Otters hold an almost unique place in the animal kingdom of the British Isles, being one of the very few creatures that give birth once every two years. They are the most secretive yet also the most popular mammals – they are found in every county but are so rarely seen that they have been raised to mythical status.

When Simon Cooper bought an abandoned water mill that straddles a small chalkstream in southern England, little did he know that he would come to share the mill with a family of wild otters. Yet move in they did, allowing him to begin to observe them, soon immersing himself in their daily routines and movements. He developed an extraordinary close relationship with the family, which in turn gave him a unique insight into the life of these fascinating creatures.

Cooper interweaves the personal story of the female otter, Kuschta, with the natural history of the otter in the British Isles, only recently brought back from the brink of extinction through tireless conservation efforts. Following in the footsteps of Henry Williamson’s classic 1920s tale Tarka the Otter, readers are taken on a journey through the calendar year, learning the most intimate detail of this most beautiful of British mammals. Cooper brings these beloved animals to life in all their wondrous complexity, revealing the previously hidden secrets of their lives in this beautifully told tale of the otter. 



This is Book 10 of my 20 Books Of Summer 2020

What a lovely endearing and insightful book!

Full of everything you ever wanted to know about otters, and an awful lot more!, this is a beautifully written book of the observations of Simon Cooper who was lucky enough to live so close to the otters when he bought an abandoned watermill.
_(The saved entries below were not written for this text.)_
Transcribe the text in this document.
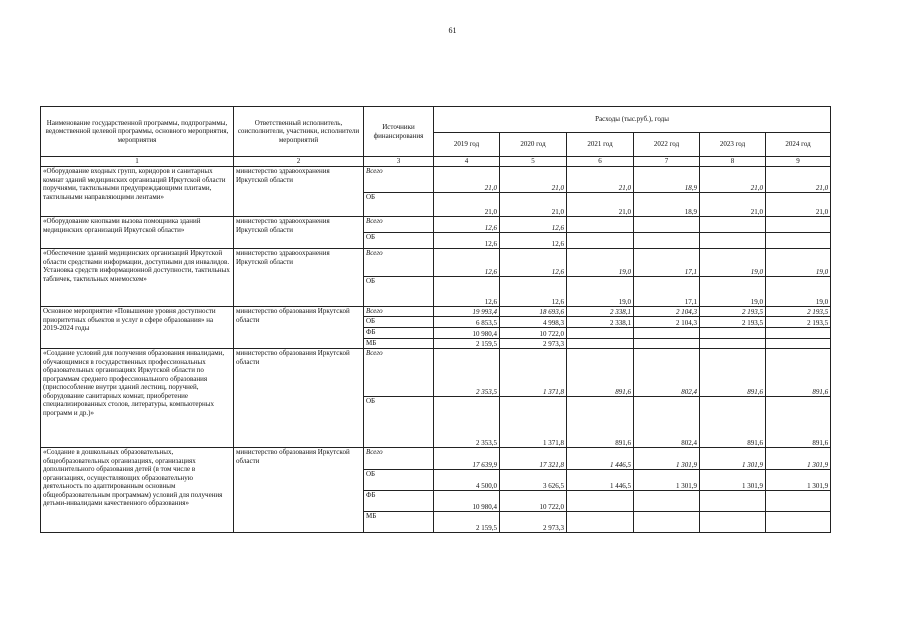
61
Наименование государственной программы, подпрограммы, ведомственной целевой программы, основного мероприятия, мероприятия	Ответственный исполнитель, соисполнители, участники, исполнители мероприятий	Источники финансирования	Расходы (тыс.руб.), годы					
			2019 год	2020 год	2021 год	2022 год	2023 год	2024 год
1	2	3	4	5	6	7	8	9
«Оборудование входных групп, коридоров и санитарных комнат зданий медицинских организаций Иркутской области поручнями, тактильными предупреждающими плитами, тактильными направляющими лентами»	министерство здравоохранения Иркутской области	Всего	21,0	21,0	21,0	18,9	21,0	21,0
		ОБ	21,0	21,0	21,0	18,9	21,0	21,0
«Оборудование кнопками вызова помощника зданий медицинских организаций Иркутской области»	министерство здравоохранения Иркутской области	Всего	12,6	12,6				
		ОБ	12,6	12,6				
«Обеспечение зданий медицинских организаций Иркутской области средствами информации, доступными для инвалидов. Установка средств информационной доступности, тактильных табличек, тактильных мнемосхем»	министерство здравоохранения Иркутской области	Всего	12,6	12,6	19,0	17,1	19,0	19,0
		ОБ	12,6	12,6	19,0	17,1	19,0	19,0
Основное мероприятие «Повышение уровня доступности приоритетных объектов и услуг в сфере образования» на 2019-2024 годы	министерство образования Иркутской области	Всего	19 993,4	18 693,6	2 338,1	2 104,3	2 193,5	2 193,5
		ОБ	6 853,5	4 998,3	2 338,1	2 104,3	2 193,5	2 193,5
		ФБ	10 980,4	10 722,0				
		МБ	2 159,5	2 973,3				
«Создание условий для получения образования инвалидами, обучающимися в государственных профессиональных образовательных организациях Иркутской области по программам среднего профессионального образования (приспособление внутри зданий лестниц, поручней, оборудование санитарных комнат, приобретение специализированных столов, литературы, компьютерных программ и др.)»	министерство образования Иркутской области	Всего	2 353,5	1 371,8	891,6	802,4	891,6	891,6
		ОБ	2 353,5	1 371,8	891,6	802,4	891,6	891,6
«Создание в дошкольных образовательных, общеобразовательных организациях, организациях дополнительного образования детей (в том числе в организациях, осуществляющих образовательную деятельность по адаптированным основным общеобразовательным программам) условий для получения детьми-инвалидами качественного образования»	министерство образования Иркутской области	Всего	17 639,9	17 321,8	1 446,5	1 301,9	1 301,9	1 301,9
		ОБ	4 500,0	3 626,5	1 446,5	1 301,9	1 301,9	1 301,9
		ФБ	10 980,4	10 722,0				
		МБ	2 159,5	2 973,3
He watches the family flourish and has artistic licence with his imaginings of family life amongst the otters, and it's just charming! Watching the mother otter Kuschta, her behaviour and the way she raises the pups really gets you to understand their way of life.

I learnt so much from this book - how the otters have adapted to changes in their habitats over the years, the family dynamics and the dangers they face on a daily basis - none more so than now with human encroachment on the places they use to live and hunt.

This book left me with nothing but respect for these secretive but resilient creatures. The author and his magical descriptions of otter life were wonderful!